Ces incertitudes dans la prévision de l’évolution des températures en fonction de l’évolution concrète des émissions de gaz à effet de serre sont essentiellement dues au fait que les scientifiques ne comprennent pas encore parfaitement tous les processus qui se déroulent dans l’atmosphère, c’est-à-dire les interactions entre les différents gaz et aérosols qui la composent. Les établir est l’objectif du projet CLOUD (Cosmics Leaving Outdoor Droplets), une collaboration internationale entre chercheurs atmosphériques au centre de recherche nucléaire du CERN à Genève. Le PSI a participé à la construction de la chambre CLOUD et est membre du comité directeur du projet.
Le mystère de la formation des nuages
La manière dont la couverture nuageuse se développera à l’avenir reste pour l’instant très nébuleuse. Il s’agit pourtant d’un facteur clé pour prédire le climat, car plus il y a de nuages, plus le rayonnement solaire est réfléchi, ce qui refroidit la surface de la terre.
Pour former les gouttelettes qui composent les nuages, la vapeur d’eau a besoin de noyaux de condensation, c’est-à-dire de particules solides ou liquides sur lesquelles elle se condense. Ceux-ci sont fournis par une grande variété d’aérosols, de minuscules particules solides ou liquides d’un diamètre compris entre 0,1 et 10 micromètres, qui sont produites et libérées dans l’air à la fois par la nature et par l’activité humaine. Ces particules peuvent être le sel de la mer, le sable du désert, les polluants de l’industrie et de la circulation, ou les particules de suie des incendies, par exemple.
Cependant, environ la moitié des noyaux de condensation se forment en réalité dans l’air lorsque différentes molécules gazeuses se combinent et se transforment en solides, un phénomène que les experts appellent « nucléation » ou « formation de nouvelles particules » (NPF). Au départ, ces particules sont minuscules, à peine plus grandes que quelques nanomètres, mais avec le temps, elles peuvent croître par condensation de molécules gazeuses et servir de noyaux de condensation.
Les gaz à effet de serre que l’on peut sentir
Le principal gaz anthropique qui contribue à la formation de particules est le dioxyde de soufre sous forme d’acide sulfurique, provenant principalement de la combustion du charbon et du pétrole. Les gaz naturels les plus importants sont les isoprènes, les monoterpènes et les sesquiterpènes. Il s’agit d’hydrocarbures qui sont principalement libérés par la végétation. Ce sont des composants clés des huiles essentielles que nous sentons lorsque, par exemple, l’herbe est coupée ou que nous nous promenons dans les bois. Lorsque ces substances s’oxydent, c’est-à-dire qu’elles réagissent avec l’ozone, elles forment des aérosols dans l’air.

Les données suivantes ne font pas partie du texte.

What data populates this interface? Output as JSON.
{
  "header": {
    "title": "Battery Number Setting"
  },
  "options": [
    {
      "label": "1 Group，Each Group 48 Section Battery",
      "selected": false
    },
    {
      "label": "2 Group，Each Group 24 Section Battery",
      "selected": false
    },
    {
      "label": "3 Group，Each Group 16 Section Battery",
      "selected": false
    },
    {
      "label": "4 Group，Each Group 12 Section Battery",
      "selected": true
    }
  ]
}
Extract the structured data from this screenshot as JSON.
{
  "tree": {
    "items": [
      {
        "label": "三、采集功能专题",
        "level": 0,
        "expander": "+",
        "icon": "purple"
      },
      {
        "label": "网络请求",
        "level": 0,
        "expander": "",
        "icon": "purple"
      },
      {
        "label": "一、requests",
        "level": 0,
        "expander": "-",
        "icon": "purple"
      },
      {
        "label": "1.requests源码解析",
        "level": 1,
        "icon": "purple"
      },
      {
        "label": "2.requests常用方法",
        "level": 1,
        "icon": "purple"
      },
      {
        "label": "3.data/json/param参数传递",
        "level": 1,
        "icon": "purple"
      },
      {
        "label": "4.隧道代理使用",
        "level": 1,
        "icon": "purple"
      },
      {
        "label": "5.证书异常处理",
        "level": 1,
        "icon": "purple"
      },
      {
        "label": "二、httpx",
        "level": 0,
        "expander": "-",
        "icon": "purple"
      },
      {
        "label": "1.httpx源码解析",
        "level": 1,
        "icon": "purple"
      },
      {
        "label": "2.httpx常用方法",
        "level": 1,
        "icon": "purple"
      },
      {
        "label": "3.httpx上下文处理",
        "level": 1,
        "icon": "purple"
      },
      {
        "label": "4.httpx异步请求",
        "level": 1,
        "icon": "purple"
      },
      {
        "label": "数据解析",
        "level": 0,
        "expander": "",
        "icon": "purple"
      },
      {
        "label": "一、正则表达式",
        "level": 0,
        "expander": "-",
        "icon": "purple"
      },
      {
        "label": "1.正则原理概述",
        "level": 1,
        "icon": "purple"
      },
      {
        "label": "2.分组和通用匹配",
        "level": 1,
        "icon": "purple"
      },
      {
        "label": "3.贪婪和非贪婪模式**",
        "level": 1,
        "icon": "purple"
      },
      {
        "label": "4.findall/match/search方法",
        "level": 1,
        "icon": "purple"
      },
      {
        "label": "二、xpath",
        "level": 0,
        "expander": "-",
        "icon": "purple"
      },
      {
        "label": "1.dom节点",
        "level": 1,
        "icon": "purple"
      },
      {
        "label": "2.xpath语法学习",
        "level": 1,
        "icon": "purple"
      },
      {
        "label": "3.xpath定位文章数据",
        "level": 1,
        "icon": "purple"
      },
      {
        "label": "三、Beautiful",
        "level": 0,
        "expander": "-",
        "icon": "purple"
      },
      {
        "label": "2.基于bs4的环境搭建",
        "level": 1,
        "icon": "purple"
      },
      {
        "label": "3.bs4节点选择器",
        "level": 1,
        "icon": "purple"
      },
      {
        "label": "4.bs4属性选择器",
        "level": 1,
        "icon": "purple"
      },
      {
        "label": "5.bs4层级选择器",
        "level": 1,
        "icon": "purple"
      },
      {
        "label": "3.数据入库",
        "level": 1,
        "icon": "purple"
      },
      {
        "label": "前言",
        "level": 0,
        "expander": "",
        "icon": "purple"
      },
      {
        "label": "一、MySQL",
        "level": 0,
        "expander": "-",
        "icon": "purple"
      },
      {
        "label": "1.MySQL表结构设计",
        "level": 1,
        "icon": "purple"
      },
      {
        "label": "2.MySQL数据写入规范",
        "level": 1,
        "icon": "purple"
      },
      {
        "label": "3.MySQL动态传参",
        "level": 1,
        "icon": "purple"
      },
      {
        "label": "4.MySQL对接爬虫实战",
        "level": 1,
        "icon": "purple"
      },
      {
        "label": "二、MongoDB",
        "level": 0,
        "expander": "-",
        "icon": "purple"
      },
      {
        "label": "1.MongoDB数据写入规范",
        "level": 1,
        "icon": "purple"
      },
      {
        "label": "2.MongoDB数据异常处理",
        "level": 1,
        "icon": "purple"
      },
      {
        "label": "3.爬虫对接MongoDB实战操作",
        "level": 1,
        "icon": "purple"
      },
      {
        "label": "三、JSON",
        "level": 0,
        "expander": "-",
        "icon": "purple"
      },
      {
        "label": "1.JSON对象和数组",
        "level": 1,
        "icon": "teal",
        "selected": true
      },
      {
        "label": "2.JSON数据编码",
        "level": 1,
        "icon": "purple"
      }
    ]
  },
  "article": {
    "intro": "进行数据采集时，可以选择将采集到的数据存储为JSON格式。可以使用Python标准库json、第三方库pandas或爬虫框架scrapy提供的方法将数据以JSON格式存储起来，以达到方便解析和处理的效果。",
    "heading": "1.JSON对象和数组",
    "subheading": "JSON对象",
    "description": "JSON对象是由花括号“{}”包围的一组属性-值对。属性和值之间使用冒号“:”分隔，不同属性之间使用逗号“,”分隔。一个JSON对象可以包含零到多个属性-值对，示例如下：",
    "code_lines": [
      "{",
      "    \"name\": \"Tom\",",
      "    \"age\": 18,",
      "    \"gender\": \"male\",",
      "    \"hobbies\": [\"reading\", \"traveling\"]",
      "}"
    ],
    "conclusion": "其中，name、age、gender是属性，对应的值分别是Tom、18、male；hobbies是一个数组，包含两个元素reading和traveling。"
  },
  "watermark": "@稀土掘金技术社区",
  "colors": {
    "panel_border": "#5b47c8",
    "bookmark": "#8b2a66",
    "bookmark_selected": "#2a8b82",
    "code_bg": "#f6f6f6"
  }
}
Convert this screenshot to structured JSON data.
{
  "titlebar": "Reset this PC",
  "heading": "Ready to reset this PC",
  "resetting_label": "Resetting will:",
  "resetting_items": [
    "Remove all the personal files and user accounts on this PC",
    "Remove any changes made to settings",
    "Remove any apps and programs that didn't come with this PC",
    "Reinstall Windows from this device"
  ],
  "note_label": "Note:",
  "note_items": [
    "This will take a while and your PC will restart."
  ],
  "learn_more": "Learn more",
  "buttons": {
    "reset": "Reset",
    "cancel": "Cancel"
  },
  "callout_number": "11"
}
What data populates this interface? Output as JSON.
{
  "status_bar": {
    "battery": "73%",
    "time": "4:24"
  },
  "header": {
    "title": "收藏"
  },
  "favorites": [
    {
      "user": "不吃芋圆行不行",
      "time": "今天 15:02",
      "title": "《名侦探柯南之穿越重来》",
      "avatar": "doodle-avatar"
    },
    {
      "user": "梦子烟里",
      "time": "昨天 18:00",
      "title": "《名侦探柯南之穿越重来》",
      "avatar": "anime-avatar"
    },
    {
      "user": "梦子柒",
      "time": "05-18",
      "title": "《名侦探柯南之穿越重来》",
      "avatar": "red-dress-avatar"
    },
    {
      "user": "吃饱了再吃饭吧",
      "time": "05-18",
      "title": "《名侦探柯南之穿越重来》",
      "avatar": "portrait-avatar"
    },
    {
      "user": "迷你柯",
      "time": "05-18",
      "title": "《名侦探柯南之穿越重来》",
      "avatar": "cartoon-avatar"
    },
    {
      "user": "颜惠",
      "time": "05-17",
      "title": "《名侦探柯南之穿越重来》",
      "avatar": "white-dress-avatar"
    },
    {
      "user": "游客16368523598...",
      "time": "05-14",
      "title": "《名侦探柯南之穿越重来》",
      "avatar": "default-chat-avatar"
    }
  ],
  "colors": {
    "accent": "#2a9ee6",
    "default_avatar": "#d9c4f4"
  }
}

« Il convient de noter que la concentration de dioxyde de soufre dans l’air a considérablement diminué ces dernières années en raison d’une législation environnementale plus stricte et qu’elle continuera à diminuer », explique Lubna Dada, spécialiste de l’atmosphère au PSI.
« La concentration de terpènes, en revanche, augmente parce que les plantes en libèrent davantage lorsqu’elles subissent un stress, par exemple lorsque les températures et les conditions météorologiques extrêmes augmentent et que la végétation est plus souvent exposée à la sécheresse.
La grande question pour améliorer les prévisions climatiques est donc de savoir lequel de ces facteurs prédominera, entraînant une augmentation ou une diminution de la formation des nuages. Pour répondre à cette question, il faudrait savoir comment chacune de ces substances contribue à la formation de nouvelles particules. On sait déjà beaucoup de choses sur l’acide sulfurique, et le rôle des monoterpènes et de l’isoprène est désormais mieux compris grâce à des mesures sur le terrain et à des expériences en chambre comme CLOUD, auxquelles le PSI a participé.
Les sesquiterpènes sont rares mais efficaces
Jusqu’à présent, les sesquiterpènes n’ont pas fait l’objet de recherches. « Cela s’explique par le fait qu’ils sont assez difficiles à mesurer », explique M. Dada. « D’une part, parce qu’ils réagissent très rapidement avec l’ozone et, d’autre part, parce qu’ils sont beaucoup moins fréquents que les autres substances.
Environ 465 millions de tonnes d’isoprène et 91 millions de tonnes de monoterpènes sont libérés chaque année, tandis que les sesquiterpènes ne représentent que 24 millions de tonnes. Néanmoins, la nouvelle étude, dont Dada est l’auteur principal, a montré que ces composés jouent un rôle important dans la formation des nuages. Selon les mesures effectuées, ils forment dix fois plus de particules que les deux autres substances organiques à la même concentration.
Des particules persistantes conduisent à plus de nuages
Les expériences ont révélé que l’oxydation d’un mélange naturel d’isoprène, de monoterpènes et de sesquiterpènes dans l’air pur produit une grande variété de composés organiques, appelés ULVOC (Ultra-Low-Volatility Organic Compounds). Comme leur nom l’indique, ces composés ne sont pas très volatils et forment donc des particules de manière très efficace, qui peuvent se développer au fil du temps pour devenir des noyaux de condensation.
L’effet considérable des sesquiterpènes a été révélé lorsque les chercheurs ont ajouté des sesquiterpènes dans la chambre contenant une suspension composée uniquement d’isoprènes et de monoterpènes. Même en ajoutant seulement deux pour cent, le taux de formation de nouvelles particules a doublé. « Cela peut s’expliquer par le fait qu’une molécule de sesquiterpène est constituée de 15 atomes de carbone, alors que les monoterpènes n’en ont que dix et les isoprènes cinq », explique M. Dada.
D’une part, l’étude révèle un autre moyen par lequel la végétation peut influencer le temps et le climat. Mais surtout, les résultats de la recherche suggèrent que les sesquiterpènes devraient être inclus comme un facteur distinct dans les futurs modèles climatiques, au même titre que les isoprènes et les monoterpènes, afin de rendre leurs prédictions plus précises.
Ceci est particulièrement vrai à la lumière de la diminution des concentrations atmosphériques de dioxyde de soufre et de l’augmentation simultanée des émissions biogéniques résultant du stress climatique, ce qui signifie que ce dernier est susceptible de devenir de plus en plus important pour notre climat futur. Cependant, d’autres études sont également nécessaires pour améliorer les prévisions de formation des nuages. Ces études sont déjà en cours de planification au Laboratoire de chimie atmosphérique.
« Ensuite », déclare Imad El Haddad, chef de groupe pour les processus moléculaires atmosphériques, « nos partenaires CLOUD et nous-mêmes voulons étudier ce qui s’est passé exactement pendant l’industrialisation, lorsque l’atmosphère naturelle a été de plus en plus mélangée à des gaz anthropiques tels que le dioxyde de soufre, l’ammoniac et d’autres composés organiques anthropiques ».